The Power of Youtube

August 22, 2010

Basil Marceaux may not have won the Republican nomination for Governor of Tennessee but he certainly won the hearts and minds of internet users around the country. While established politicians weren’t taking notes of Marceaux’ campaign tactics, the precipitous ascent of his internet campaign videos should serve notice of the power of the Web and Youtube heading into 2010.

Outrageous sells on the internet. While most political ads may only receive thousands or only hundreds of views – with many Member’s floor speeches lucky to get out of the double-digits – an eye-catching, different video may garner millions of views. While campaigns may be hard pressed to tap the power of Susan Boyle’s rise to fame, or surpass Lady Gaga’s Youtube dominance, there are examples of politicians unleashing the potential of Youtube to change a campaign.

Many may remember Carly Fiorina’s “Demon Sheep” February attack advertisement against Tom Campbell, her opponent in the Republican primary for California’s Senate seat. This ad garnered more than 300,000 views and launched Fiorina into the national spotlight.

While Ned Lamont recently lost the Democratic nomination for Governor of Connecticut, this campaign ad, with more than 166,000 views, helped the businessman come out of anonymity to defeat Senator Lieberman in the 2006 Democratic Senate primary.

Lastly, while not a campaign ad, Obama’s speech on religion following the Reverend Jeremiah White attacks in 2008 garnered more than six million views. With a runtime of more than 37 minutes, it proves the public will watch any video they deem inspiring, funny or fresh.
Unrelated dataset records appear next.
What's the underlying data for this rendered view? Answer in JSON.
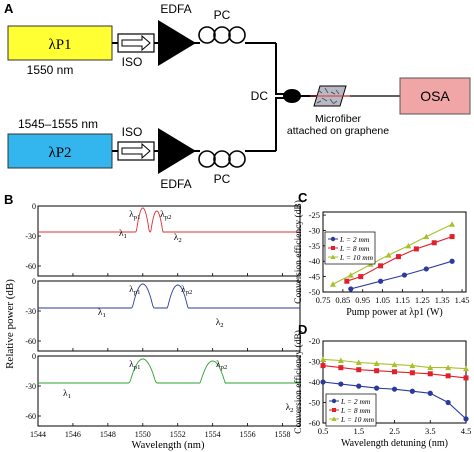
{
  "panel_a": {
    "label": "A",
    "laser1": {
      "name": "λP1",
      "wavelength": "1550 nm",
      "color": "#ffff33"
    },
    "laser2": {
      "name": "λP2",
      "wavelength": "1545–1555 nm",
      "color": "#33b6ee"
    },
    "iso_label": "ISO",
    "edfa_label": "EDFA",
    "pc_label": "PC",
    "dc_label": "DC",
    "microfiber_label_1": "Microfiber",
    "microfiber_label_2": "attached on graphene",
    "osa_label": "OSA",
    "osa_color": "#f0a6a6"
  },
  "panel_b": {
    "label": "B",
    "ylabel": "Relative power (dB)",
    "xlabel": "Wavelength (nm)",
    "xticks": [
      "1544",
      "1546",
      "1548",
      "1550",
      "1552",
      "1554",
      "1556",
      "1558"
    ],
    "yticks": [
      "0",
      "-30",
      "-60"
    ],
    "xlim": [
      1544,
      1559
    ],
    "ylim": [
      -70,
      0
    ],
    "spectra": [
      {
        "color": "#e03030",
        "peaks": [
          {
            "x": 1549.2,
            "y": -34,
            "w": 0.12,
            "label": "λ1"
          },
          {
            "x": 1550.0,
            "y": -2,
            "w": 0.1,
            "label": "λp1"
          },
          {
            "x": 1550.8,
            "y": -5,
            "w": 0.1,
            "label": "λp2"
          },
          {
            "x": 1551.6,
            "y": -38,
            "w": 0.12,
            "label": "λ2"
          }
        ]
      },
      {
        "color": "#2a3a9e",
        "peaks": [
          {
            "x": 1548.0,
            "y": -38,
            "w": 0.18,
            "label": "λ1"
          },
          {
            "x": 1550.0,
            "y": -3,
            "w": 0.16,
            "label": "λp1"
          },
          {
            "x": 1552.0,
            "y": -4,
            "w": 0.16,
            "label": "λp2"
          },
          {
            "x": 1554.0,
            "y": -48,
            "w": 0.18,
            "label": "λ2"
          }
        ]
      },
      {
        "color": "#2ca02c",
        "peaks": [
          {
            "x": 1546.0,
            "y": -44,
            "w": 0.22,
            "label": "λ1"
          },
          {
            "x": 1550.0,
            "y": -3,
            "w": 0.2,
            "label": "λp1"
          },
          {
            "x": 1554.0,
            "y": -5,
            "w": 0.2,
            "label": "λp2"
          },
          {
            "x": 1558.0,
            "y": -58,
            "w": 0.22,
            "label": "λ2"
          }
        ]
      }
    ]
  },
  "chart_data": [
    {
      "type": "line",
      "panel": "C",
      "xlabel": "Pump power at λp1 (W)",
      "ylabel": "Conversion efficiency (dB)",
      "xticks": [
        0.75,
        0.85,
        0.95,
        1.05,
        1.15,
        1.25,
        1.35,
        1.45
      ],
      "xlim": [
        0.75,
        1.47
      ],
      "yticks": [
        -25,
        -30,
        -35,
        -40,
        -45,
        -50
      ],
      "ylim": [
        -50,
        -24
      ],
      "series": [
        {
          "name": "L = 2 mm",
          "color": "#2a3a9e",
          "marker": "circle",
          "x": [
            0.89,
            1.04,
            1.16,
            1.27,
            1.4
          ],
          "y": [
            -49.0,
            -46.5,
            -44.5,
            -42.5,
            -40.0
          ]
        },
        {
          "name": "L = 8 mm",
          "color": "#e0202a",
          "marker": "square",
          "x": [
            0.87,
            0.94,
            1.04,
            1.13,
            1.22,
            1.31,
            1.4
          ],
          "y": [
            -46.5,
            -45.0,
            -41.5,
            -38.5,
            -36.0,
            -34.0,
            -32.0
          ]
        },
        {
          "name": "L = 10 mm",
          "color": "#a8c02a",
          "marker": "triangle",
          "x": [
            0.8,
            0.89,
            0.99,
            1.08,
            1.18,
            1.27,
            1.4
          ],
          "y": [
            -47.5,
            -44.5,
            -41.0,
            -38.0,
            -35.0,
            -32.0,
            -28.0
          ]
        }
      ]
    },
    {
      "type": "line",
      "panel": "D",
      "xlabel": "Wavelength detuning (nm)",
      "ylabel": "Conversion efficiency (dB)",
      "xticks": [
        0.5,
        1.5,
        2.5,
        3.5,
        4.5
      ],
      "xlim": [
        0.5,
        4.5
      ],
      "yticks": [
        -20,
        -30,
        -40,
        -50,
        -60
      ],
      "ylim": [
        -60,
        -20
      ],
      "series": [
        {
          "name": "L = 2 mm",
          "color": "#2a3a9e",
          "marker": "circle",
          "x": [
            0.5,
            1.0,
            1.5,
            2.0,
            2.5,
            3.0,
            3.5,
            4.0,
            4.5
          ],
          "y": [
            -40,
            -41,
            -42,
            -43,
            -43.5,
            -44.5,
            -45.5,
            -50,
            -58
          ]
        },
        {
          "name": "L = 8 mm",
          "color": "#e0202a",
          "marker": "square",
          "x": [
            0.5,
            1.0,
            1.5,
            2.0,
            2.5,
            3.0,
            3.5,
            4.0,
            4.5
          ],
          "y": [
            -32,
            -33,
            -34,
            -34.5,
            -35,
            -35.5,
            -36,
            -37,
            -38
          ]
        },
        {
          "name": "L = 10 mm",
          "color": "#a8c02a",
          "marker": "triangle",
          "x": [
            0.5,
            1.0,
            1.5,
            2.0,
            2.5,
            3.0,
            3.5,
            4.0,
            4.5
          ],
          "y": [
            -29,
            -29.5,
            -30.5,
            -31,
            -31.5,
            -32,
            -33,
            -33,
            -33.5
          ]
        }
      ]
    }
  ],
  "legend_text": {
    "L2": "L = 2 mm",
    "L8": "L = 8 mm",
    "L10": "L = 10 mm"
  },
  "panel_c_label": "C",
  "panel_d_label": "D"
}
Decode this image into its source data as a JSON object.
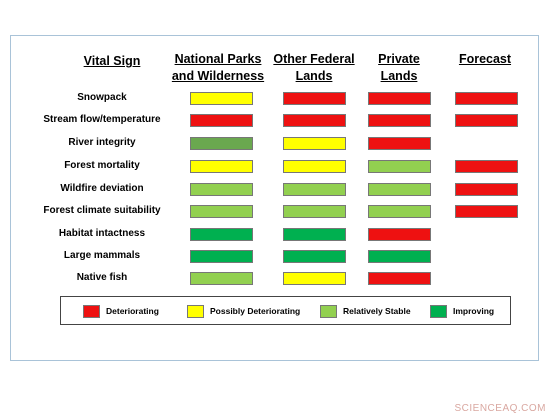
{
  "headers": {
    "vital_sign": "Vital Sign",
    "national_parks_line1": "National Parks",
    "national_parks_line2": "and Wilderness",
    "other_federal_line1": "Other Federal",
    "other_federal_line2": "Lands",
    "private_line1": "Private",
    "private_line2": "Lands",
    "forecast": "Forecast"
  },
  "colors": {
    "R": "#ee1111",
    "Y": "#ffff00",
    "L": "#92d050",
    "G": "#00b050",
    "M": "#6aa84f"
  },
  "rows": [
    {
      "label": "Snowpack",
      "cells": [
        "Y",
        "R",
        "R",
        "R"
      ]
    },
    {
      "label": "Stream flow/temperature",
      "cells": [
        "R",
        "R",
        "R",
        "R"
      ]
    },
    {
      "label": "River integrity",
      "cells": [
        "M",
        "Y",
        "R",
        ""
      ]
    },
    {
      "label": "Forest mortality",
      "cells": [
        "Y",
        "Y",
        "L",
        "R"
      ]
    },
    {
      "label": "Wildfire deviation",
      "cells": [
        "L",
        "L",
        "L",
        "R"
      ]
    },
    {
      "label": "Forest climate suitability",
      "cells": [
        "L",
        "L",
        "L",
        "R"
      ]
    },
    {
      "label": "Habitat intactness",
      "cells": [
        "G",
        "G",
        "R",
        ""
      ]
    },
    {
      "label": "Large mammals",
      "cells": [
        "G",
        "G",
        "G",
        ""
      ]
    },
    {
      "label": "Native fish",
      "cells": [
        "L",
        "Y",
        "R",
        ""
      ]
    }
  ],
  "legend": [
    {
      "key": "R",
      "label": "Deteriorating"
    },
    {
      "key": "Y",
      "label": "Possibly Deteriorating"
    },
    {
      "key": "L",
      "label": "Relatively Stable"
    },
    {
      "key": "G",
      "label": "Improving"
    }
  ],
  "watermark": "SCIENCEAQ.COM"
}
Online Ad Spending Surging for 2010 Midterms

August 16, 2010

Google search Carly Fiorina. Chances are you have a pink box at the top of the page telling you to join Carly Fiorina for California today. Now Google search the incumbent Barbara Boxer. I bet the pink box has ads telling you to go to CallMeBarbara.com and CarlyforCalifornia.com.

The political online ad wars are in full swing. Online ad spending for 2010 is expected to more than double compared to 2008, which is impressive considering this is a midterm election. The bidding wars have extended from the TV and radio airwaves to keywords on Google, Bing and Yahoo – not to mention paid advertising on Facebook, Blogs and traditional news Websites.

While online advertising is increasing exponentially, it is still expected to account for only 1% of total campaign budgets according to Borrell Associates, a local advertising consulting firm.

One of the best parts of online advertising is campaigns can see immediate results not only from pushing their messaging but encouraging people to volunteer and donate. An effective online campaign can be cost neutral or as President Obama proved in 2008, be a fundraising boon.

Online advertising comprising of search functionality, e-mail, social media and emerging mobile advertising opportunities will help campaigns remain economically viable, reinforce messaging and anchor rapid response capabilities.

And chances are, if you are not doing it, your opponent probably is.